Every time my skiing takes me around Flagstaff and Empire Canyon, I always make a point, on my way back to Silver Lake and Snow Park, to ski Ontario Bowl or the adjacent woods. I find it a great alternative to the Ontario or Hidden Treasure runs that are widely used by all the other skiers. If I decide to ski the Bowl, I will rarely hike to its very top from the entrance gate located off the Ontario run, but rather catch the traverse found on skier’s right, at the top of Hidden Treasure. This access gives me all the choices I want while saving me both time and effort.
Like most skiers, I often traverse all the way to the main bowl that offers the most open terrain and then ski down to the bottom of the Ontario run before catching the Judge lift, or why not, riding again Quincy for some additional laps. There are however two notable alternatives to the main bowl and one of them is the expansive wooded area, called “DT’s trees”, that stands to the skier’s left and can be accessed from the beginning of the access traverse. This section, where the trees are gladed well enough to allow turns in most directions, is quite sheltered, keeps the snow fresh longer and offers an infinite array of runs that are never the same.
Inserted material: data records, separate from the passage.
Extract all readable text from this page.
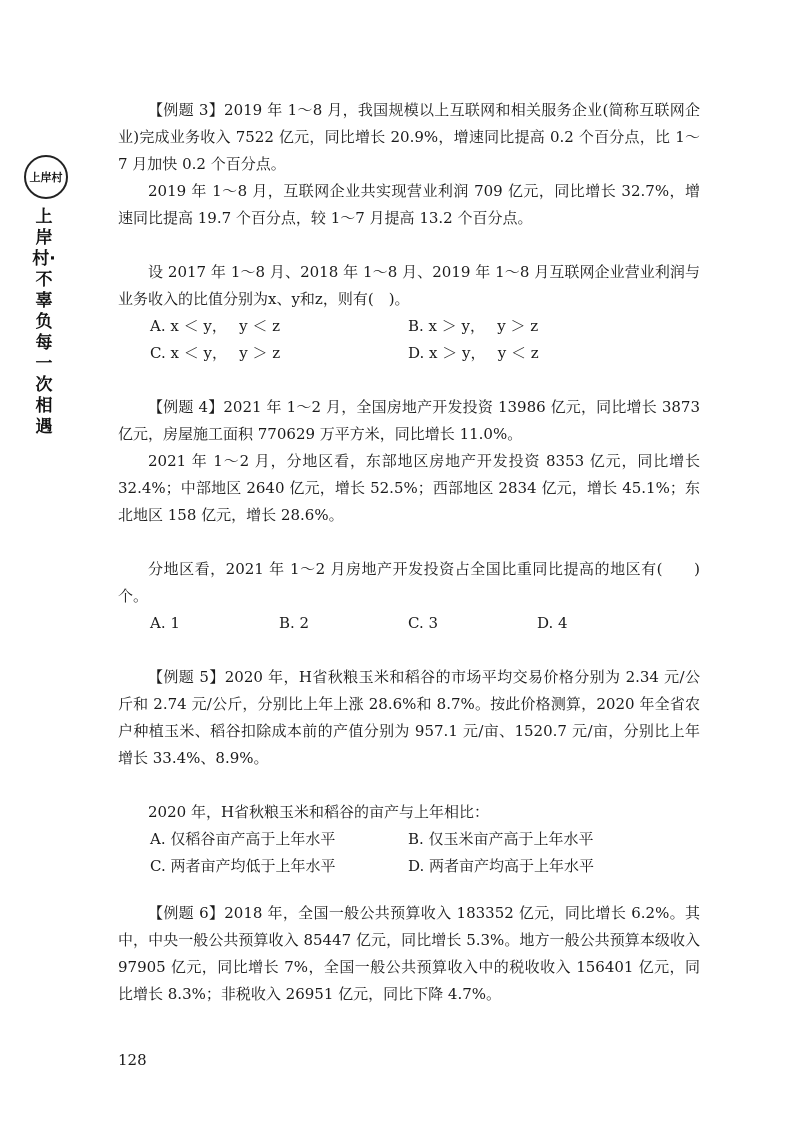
上岸村
上岸村·不辜负每一次相遇

【例题 3】2019 年 1～8 月，我国规模以上互联网和相关服务企业(简称互联网企业)完成业务收入 7522 亿元，同比增长 20.9%，增速同比提高 0.2 个百分点，比 1～7 月加快 0.2 个百分点。

2019 年 1～8 月，互联网企业共实现营业利润 709 亿元，同比增长 32.7%，增速同比提高 19.7 个百分点，较 1～7 月提高 13.2 个百分点。

设 2017 年 1～8 月、2018 年 1～8 月、2019 年 1～8 月互联网企业营业利润与业务收入的比值分别为x、y和z，则有(　)。

A. x ＜ y，　 y ＜ z	B. x ＞ y，　 y ＞ z
C. x ＜ y，　 y ＞ z	D. x ＞ y，　 y ＜ z

【例题 4】2021 年 1～2 月，全国房地产开发投资 13986 亿元，同比增长 3873 亿元，房屋施工面积 770629 万平方米，同比增长 11.0%。

2021 年 1～2 月，分地区看，东部地区房地产开发投资 8353 亿元，同比增长 32.4%；中部地区 2640 亿元，增长 52.5%；西部地区 2834 亿元，增长 45.1%；东北地区 158 亿元，增长 28.6%。

分地区看，2021 年 1～2 月房地产开发投资占全国比重同比提高的地区有(　　)个。

A. 1	B. 2	C. 3	D. 4

【例题 5】2020 年，H省秋粮玉米和稻谷的市场平均交易价格分别为 2.34 元/公斤和 2.74 元/公斤，分别比上年上涨 28.6%和 8.7%。按此价格测算，2020 年全省农户种植玉米、稻谷扣除成本前的产值分别为 957.1 元/亩、1520.7 元/亩，分别比上年增长 33.4%、8.9%。

2020 年，H省秋粮玉米和稻谷的亩产与上年相比：

A. 仅稻谷亩产高于上年水平	B. 仅玉米亩产高于上年水平
C. 两者亩产均低于上年水平	D. 两者亩产均高于上年水平

【例题 6】2018 年，全国一般公共预算收入 183352 亿元，同比增长 6.2%。其中，中央一般公共预算收入 85447 亿元，同比增长 5.3%。地方一般公共预算本级收入 97905 亿元，同比增长 7%，全国一般公共预算收入中的税收收入 156401 亿元，同比增长 8.3%；非税收入 26951 亿元，同比下降 4.7%。

128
The only trick is to maintain a diagonal direction so as not to “run of out trees,” something that can be easily mastered after just a few descents.
My favorite line however is located on the edge of the trees and on the ridge portion that separates the trees from the bowl. While this run may get bumpy at times (a price to pay for its popularity) it’s always fun and varied as its grade changes all along the way, keeping the itinerary interesting. It ends up by funneling into the trees and lands somewhere above the Quincy chair. So if you didn’t know the Ontario Bowl and its multiple options, make sure to keep them in mind on your way back from Flagstaff and Empire; soon you’ll consider it your “dessert” too, after a long and fun-packed ski day!